Die Sitte und die Forderung nach Respekt
Frauen, die sich gegen ihre Rolle in Beruf und Familie und gegen das dazugehörige männliche Rechtsbewusstsein auflehnen, haben mehr gegen sich als nur das schlechte Benehmen von ein paar Idioten, die an angeblich überholten Rollenbildern festhalten. Sie haben es erstens mit einem Arbeitsmarkt und seiner auch am Geschlecht orientierten Sortierung der Arbeitskräfte zu tun. Sie bekommen es zweitens mit der durchaus von beiden Geschlechtern gelebten Sittlichkeit dieser Gesellschaft zu tun, d.h. mit selbstverständlichen und allgemein gebilligten Formen, unter den gegebenen Existenzbedingungen das Leben zu zweit zu organisieren. Natürlich verordnet nicht das Kapital und auch nicht mehr der Staat, wie Mann und Frau zusammenleben müssen und was sie, abgesehen von Geld- und Versorgungsleistungen, voneinander fordern dürfen. Aber Politik und Ökonomie setzen Lebensbedingungen, die beim Zurechtkommen damit regelmäßig in eine eheliche und eheähnliche Gemeinschaft münden – womit die Familie zur nicht nur normalen, sondern normativen Lebensform wird. Und die gerät, weil sie die vorausgesetzte Not an Zeit und Geld und Strapaz nicht ungeschehen machen kann, zu einer verpflichtenden Verzichtsgemeinschaft der Partner mit lauter unbefriedigten Ansprüchen gegeneinander – einschließlich der Exzesse, die zu einem frustrierten Rechtsbewusstsein gehören.
Es verfehlt die Sache, die ökonomischen und familiären Aufgaben der Frau und deren schädliche Wirkungen, das alles als Ausdruck von – im Grunde genommen grundloser – „Frauenfeindlichkeit“, von Frauenhass, „Misogynie“ bzw. allgemein als Folge von mangelndem Respekt zu interpretieren.
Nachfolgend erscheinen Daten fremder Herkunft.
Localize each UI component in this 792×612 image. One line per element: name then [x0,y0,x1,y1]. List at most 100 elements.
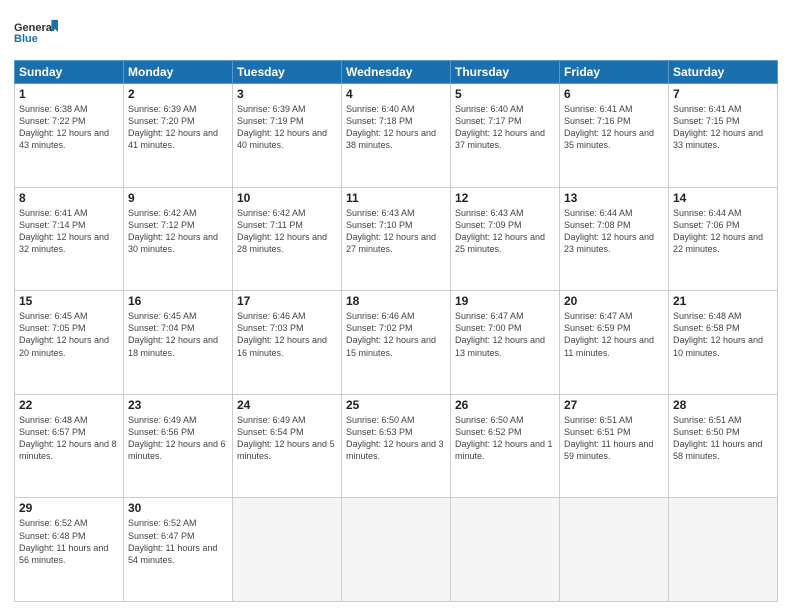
header: General Blue [14,12,778,52]
day-header-saturday: Saturday [669,61,778,84]
day-number: 8 [19,191,119,205]
day-info: Sunrise: 6:39 AMSunset: 7:20 PMDaylight:… [128,103,228,152]
day-info: Sunrise: 6:40 AMSunset: 7:17 PMDaylight:… [455,103,555,152]
day-info: Sunrise: 6:42 AMSunset: 7:11 PMDaylight:… [237,207,337,256]
calendar-cell-w2-d5: 20 Sunrise: 6:47 AMSunset: 6:59 PMDayligh… [560,291,669,395]
calendar-cell-w2-d2: 17 Sunrise: 6:46 AMSunset: 7:03 PMDayligh… [233,291,342,395]
calendar-cell-w4-d1: 30 Sunrise: 6:52 AMSunset: 6:47 PMDayligh… [124,498,233,602]
day-number: 20 [564,294,664,308]
day-number: 11 [346,191,446,205]
logo-svg: General Blue [14,12,58,52]
calendar-cell-w1-d6: 14Sunrise: 6:44 AMSunset: 7:06 PMDayligh… [669,187,778,291]
day-number: 1 [19,87,119,101]
calendar-cell-w2-d6: 21 Sunrise: 6:48 AMSunset: 6:58 PMDayligh… [669,291,778,395]
calendar-cell-w1-d2: 10 Sunrise: 6:42 AMSunset: 7:11 PMDayligh… [233,187,342,291]
day-number: 7 [673,87,773,101]
day-number: 4 [346,87,446,101]
day-number: 24 [237,398,337,412]
day-number: 30 [128,501,228,515]
calendar-cell-w3-d2: 24 Sunrise: 6:49 AMSunset: 6:54 PMDayligh… [233,394,342,498]
day-info: Sunrise: 6:48 AMSunset: 6:57 PMDaylight:… [19,414,119,463]
day-info: Sunrise: 6:47 AMSunset: 7:00 PMDaylight:… [455,310,555,359]
day-info: Sunrise: 6:45 AMSunset: 7:04 PMDaylight:… [128,310,228,359]
calendar-cell-w4-d4 [451,498,560,602]
day-info: Sunrise: 6:41 AMSunset: 7:15 PMDaylight:… [673,103,773,152]
day-number: 29 [19,501,119,515]
calendar-cell-w3-d3: 25 Sunrise: 6:50 AMSunset: 6:53 PMDayligh… [342,394,451,498]
day-number: 15 [19,294,119,308]
day-number: 26 [455,398,555,412]
calendar-cell-w4-d0: 29 Sunrise: 6:52 AMSunset: 6:48 PMDayligh… [15,498,124,602]
day-info: Sunrise: 6:41 AMSunset: 7:16 PMDaylight:… [564,103,664,152]
calendar-cell-w1-d1: 9 Sunrise: 6:42 AMSunset: 7:12 PMDaylight… [124,187,233,291]
day-number: 14 [673,191,773,205]
day-info: Sunrise: 6:46 AMSunset: 7:03 PMDaylight:… [237,310,337,359]
day-info: Sunrise: 6:48 AMSunset: 6:58 PMDaylight:… [673,310,773,359]
calendar-cell-w2-d0: 15 Sunrise: 6:45 AMSunset: 7:05 PMDayligh… [15,291,124,395]
calendar-cell-w3-d4: 26 Sunrise: 6:50 AMSunset: 6:52 PMDayligh… [451,394,560,498]
day-header-monday: Monday [124,61,233,84]
day-number: 18 [346,294,446,308]
day-header-thursday: Thursday [451,61,560,84]
calendar-cell-w4-d5 [560,498,669,602]
calendar-cell-w3-d5: 27Sunrise: 6:51 AMSunset: 6:51 PMDayligh… [560,394,669,498]
day-info: Sunrise: 6:49 AMSunset: 6:54 PMDaylight:… [237,414,337,463]
calendar-cell-w2-d1: 16 Sunrise: 6:45 AMSunset: 7:04 PMDayligh… [124,291,233,395]
day-number: 12 [455,191,555,205]
day-info: Sunrise: 6:51 AMSunset: 6:50 PMDaylight:… [673,414,773,463]
day-number: 22 [19,398,119,412]
calendar-week-0: 1 Sunrise: 6:38 AMSunset: 7:22 PMDaylight… [15,84,778,188]
day-info: Sunrise: 6:50 AMSunset: 6:53 PMDaylight:… [346,414,446,463]
day-number: 17 [237,294,337,308]
day-info: Sunrise: 6:52 AMSunset: 6:47 PMDaylight:… [128,517,228,566]
day-info: Sunrise: 6:47 AMSunset: 6:59 PMDaylight:… [564,310,664,359]
day-number: 28 [673,398,773,412]
day-info: Sunrise: 6:43 AMSunset: 7:10 PMDaylight:… [346,207,446,256]
day-header-friday: Friday [560,61,669,84]
calendar-cell-w0-d6: 7 Sunrise: 6:41 AMSunset: 7:15 PMDaylight… [669,84,778,188]
calendar-cell-w0-d3: 4 Sunrise: 6:40 AMSunset: 7:18 PMDaylight… [342,84,451,188]
day-number: 21 [673,294,773,308]
day-info: Sunrise: 6:49 AMSunset: 6:56 PMDaylight:… [128,414,228,463]
day-info: Sunrise: 6:41 AMSunset: 7:14 PMDaylight:… [19,207,119,256]
calendar-cell-w2-d3: 18 Sunrise: 6:46 AMSunset: 7:02 PMDayligh… [342,291,451,395]
day-header-sunday: Sunday [15,61,124,84]
calendar-header-row: SundayMondayTuesdayWednesdayThursdayFrid… [15,61,778,84]
svg-text:General: General [14,22,55,34]
day-number: 9 [128,191,228,205]
day-info: Sunrise: 6:42 AMSunset: 7:12 PMDaylight:… [128,207,228,256]
calendar-cell-w4-d2 [233,498,342,602]
day-info: Sunrise: 6:52 AMSunset: 6:48 PMDaylight:… [19,517,119,566]
calendar-cell-w0-d4: 5Sunrise: 6:40 AMSunset: 7:17 PMDaylight… [451,84,560,188]
calendar-cell-w1-d5: 13 Sunrise: 6:44 AMSunset: 7:08 PMDayligh… [560,187,669,291]
day-number: 19 [455,294,555,308]
day-info: Sunrise: 6:46 AMSunset: 7:02 PMDaylight:… [346,310,446,359]
day-info: Sunrise: 6:50 AMSunset: 6:52 PMDaylight:… [455,414,555,463]
day-info: Sunrise: 6:40 AMSunset: 7:18 PMDaylight:… [346,103,446,152]
calendar-cell-w0-d5: 6Sunrise: 6:41 AMSunset: 7:16 PMDaylight… [560,84,669,188]
calendar-cell-w3-d6: 28 Sunrise: 6:51 AMSunset: 6:50 PMDayligh… [669,394,778,498]
day-number: 23 [128,398,228,412]
calendar-cell-w4-d6 [669,498,778,602]
day-header-tuesday: Tuesday [233,61,342,84]
day-info: Sunrise: 6:38 AMSunset: 7:22 PMDaylight:… [19,103,119,152]
calendar-cell-w4-d3 [342,498,451,602]
calendar-table: SundayMondayTuesdayWednesdayThursdayFrid… [14,60,778,602]
calendar-cell-w3-d1: 23 Sunrise: 6:49 AMSunset: 6:56 PMDayligh… [124,394,233,498]
day-number: 27 [564,398,664,412]
day-number: 13 [564,191,664,205]
calendar-week-1: 8 Sunrise: 6:41 AMSunset: 7:14 PMDaylight… [15,187,778,291]
logo: General Blue [14,12,58,52]
day-header-wednesday: Wednesday [342,61,451,84]
day-number: 25 [346,398,446,412]
day-number: 2 [128,87,228,101]
day-number: 10 [237,191,337,205]
calendar-cell-w2-d4: 19 Sunrise: 6:47 AMSunset: 7:00 PMDayligh… [451,291,560,395]
calendar-week-2: 15 Sunrise: 6:45 AMSunset: 7:05 PMDayligh… [15,291,778,395]
day-info: Sunrise: 6:43 AMSunset: 7:09 PMDaylight:… [455,207,555,256]
day-info: Sunrise: 6:45 AMSunset: 7:05 PMDaylight:… [19,310,119,359]
calendar-cell-w1-d4: 12 Sunrise: 6:43 AMSunset: 7:09 PMDayligh… [451,187,560,291]
day-info: Sunrise: 6:44 AMSunset: 7:08 PMDaylight:… [564,207,664,256]
calendar-cell-w0-d1: 2 Sunrise: 6:39 AMSunset: 7:20 PMDaylight… [124,84,233,188]
day-number: 16 [128,294,228,308]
Dadurch werden all die die gültigen positiven Zwecke, für die Frauen in Beruf und Familie eingespannt sind, samt den negativen Folgen, ziemlich konsequent ausgeblendet, und an Politikern, Kapitalisten, Ehemännern – und sogar am mörderischen Ex – immer nur die fade Eigenschaft festgehalten, dass es sich halt um Männer handelt … So bleibt dann doch ein – verkehrter – Grund übrig, warum Frauen als Niedrigverdienerinnen, Alleinerzieherinnen, Hausfrauen, Sexualobjekte, als Opfer von häuslicher Gewalt und Trennungstötungen wegkommen. Dieser Grund läuft auf das Fehlen einer Bremse beim Umgang mit Frauen hinaus, auf einen Mangel an Respekt.
Nun wird es schon so sein, dass die menschlichen Beziehungen in Demokratie und Kapitalismus allgemein und die zwischen Mann und Frau speziell nicht von einem allseitigen und allgegenwärtigen Respekt getragen sind. Wovon denn dann, das wäre die Frage, worum geht es in Beruf, Beziehung, Familie. Durch die Forderung nach Respekt wird als Ursache weiblicher Probleme eine Freiheit der Männer bestimmt, die beschränkt gehört, durch freiwillige Selbstzucht oder durch die Staatsmacht. Die Rohheit und Gemeinheit, die das Recht auf Glück und speziell auf sexuelle Befriedigung bei Männern hervorbringt, wird damit als selbstverständliche, geradezu naturwüchsige Voraussetzung der Geschlechterbeziehung genommen. Frauen, die vehement der Behauptung widersprechen, die ihnen abverlangten Geschlechterrollen in Beruf und Familie würden ihrer weiblichen Natur entspringen, sie wären also „biologisch determiniert“ – die unterstellen mit ihrer Forderung nach einer Verhaltensbremse genau das beim anderen Geschlecht.